Es war die Schlüsselszene der Partie, denn fast im direkten Gegenzug und nur 53 Sekunden später kam der Aufsteiger durch den eingewechselten Lex Tyger Lobinger zum verdienten Ausgleich (82.).
Die Hamburger versuchten danach noch einmal alles, doch die erneute Führung sollte nicht mehr gelingen. Und so muss der HSV erstmals seit Mitte August, als das Heimspiel gegen Darmstadt (1:2) verloren ging, wieder einen Punktverlust verkraften. Unterm Strich steht zwar weiterhin die Tabellenführung zu Buche, doch darüber wollte sich an diesem Sonnabend keiner freuen.

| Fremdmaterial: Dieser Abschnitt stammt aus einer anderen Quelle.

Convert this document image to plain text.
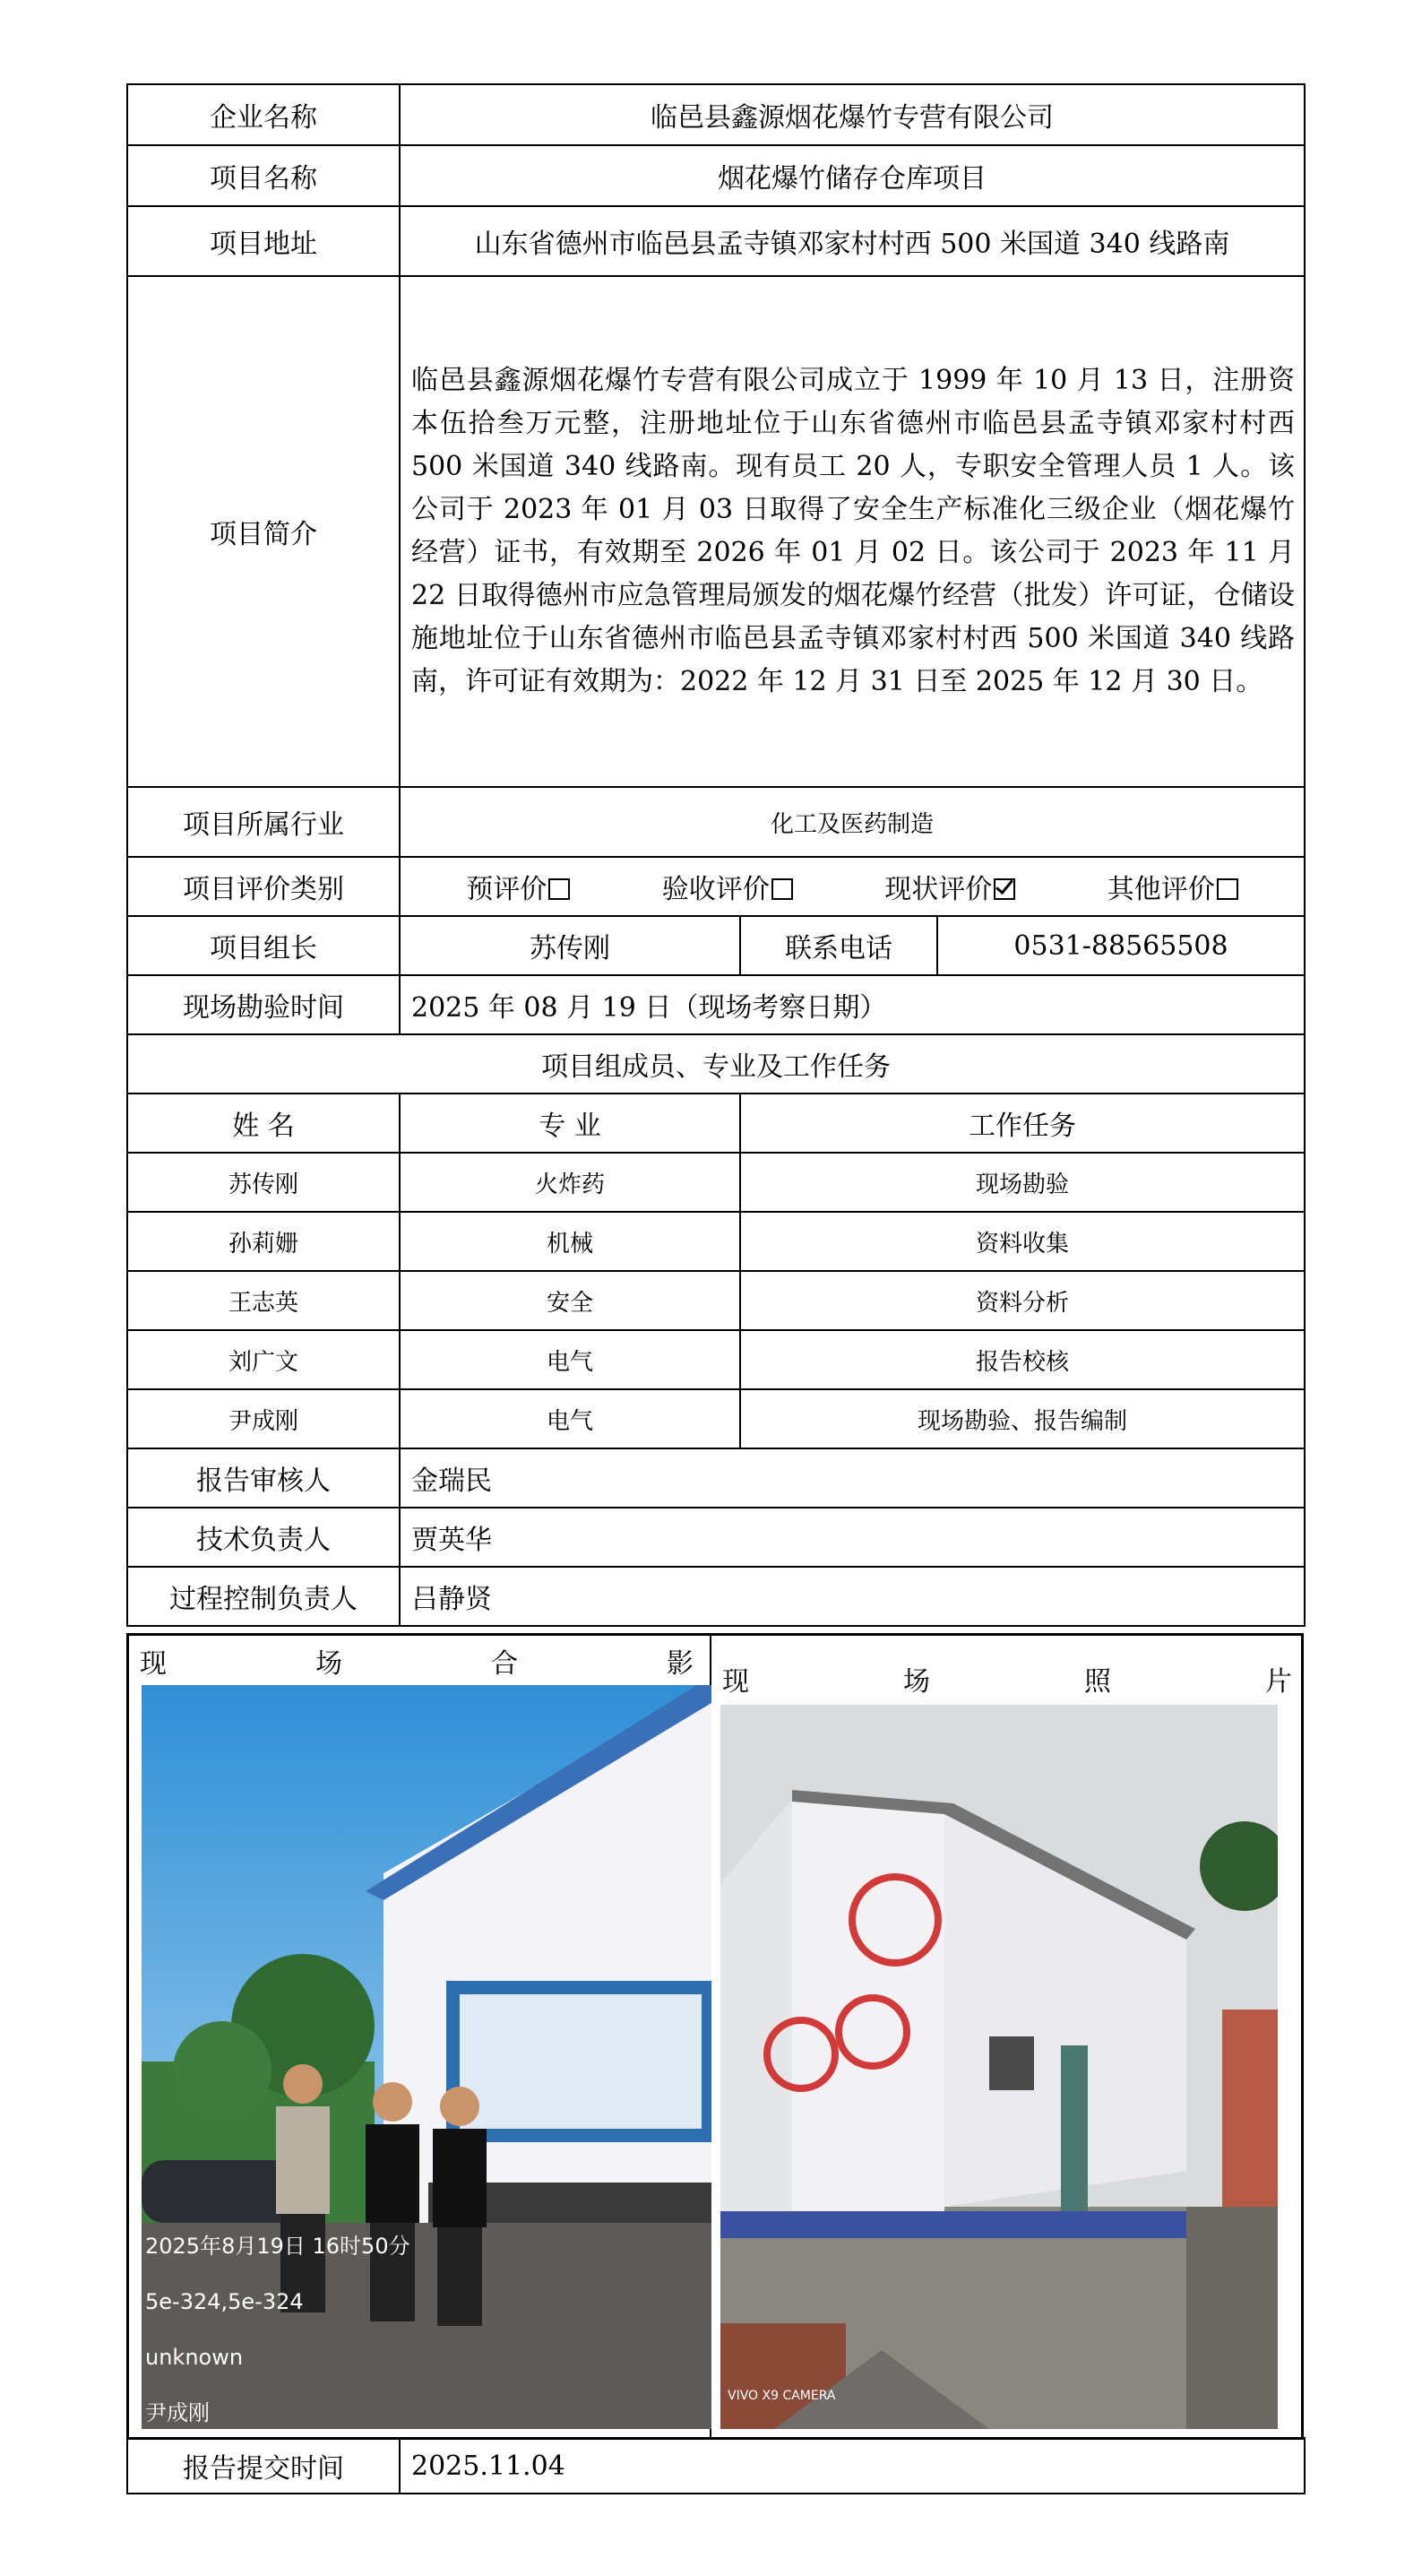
企业名称	临邑县鑫源烟花爆竹专营有限公司		
项目名称	烟花爆竹储存仓库项目		
项目地址	山东省德州市临邑县孟寺镇邓家村村西 500 米国道 340 线路南		
项目简介	临邑县鑫源烟花爆竹专营有限公司成立于 1999 年 10 月 13 日，注册资本伍拾叁万元整，注册地址位于山东省德州市临邑县孟寺镇邓家村村西 500 米国道 340 线路南。现有员工 20 人，专职安全管理人员 1 人。该公司于 2023 年 01 月 03 日取得了安全生产标准化三级企业（烟花爆竹经营）证书，有效期至 2026 年 01 月 02 日。该公司于 2023 年 11 月 22 日取得德州市应急管理局颁发的烟花爆竹经营（批发）许可证，仓储设施地址位于山东省德州市临邑县孟寺镇邓家村村西 500 米国道 340 线路南，许可证有效期为：2022 年 12 月 31 日至 2025 年 12 月 30 日。		
项目所属行业	化工及医药制造		
项目评价类别	预评价 验收评价 现状评价 其他评价		

项目组长	苏传刚	联系电话	0531-88565508
现场勘验时间	2025 年 08 月 19 日（现场考察日期）		
项目组成员、专业及工作任务			
姓 名	专 业	工作任务	
苏传刚	火炸药	现场勘验	
孙莉姗	机械	资料收集	
王志英	安全	资料分析	
刘广文	电气	报告校核	
尹成刚	电气	现场勘验、报告编制	
报告审核人	金瑞民		
技术负责人	贾英华		
过程控制负责人	吕静贤		
现	场	合	影
2025年8月19日 16时50分
5e-324,5e-324
unknown
尹成刚
现	场	照	片
VIVO X9 CAMERA
报告提交时间	2025.11.04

HSV: Glatzel hadert mit Elfmeter und fordert Derbysieg
„Wir haben kein gutes Spiel gemacht und können nicht zufrieden sein“, räumte Robert Glatzel, der zum 1:0 für den HSV traf, ehrlich bei Sky ein. Mit Blick auf den Elfmeter ergänzte er: „Natürlich müssen wir das 2:0 machen. Wie das Unentschieden zustande kommt, ist bitter.“
Als Elfmeterschütze wäre auch Glatzel infrage gekommen. Doch Kittel setzte sich auf dem Platz durch, denn Trainer Tim Walter gibt keine klare Hierarchie vom Punkt vor, wie Glatzel erklärte. „Wir haben es bisher immer auf dem Platz gereget.“ So auch diesmal. „Wir wollten beide schießen“, sagte der Torjäger. Doch Kittel setzte sich durch.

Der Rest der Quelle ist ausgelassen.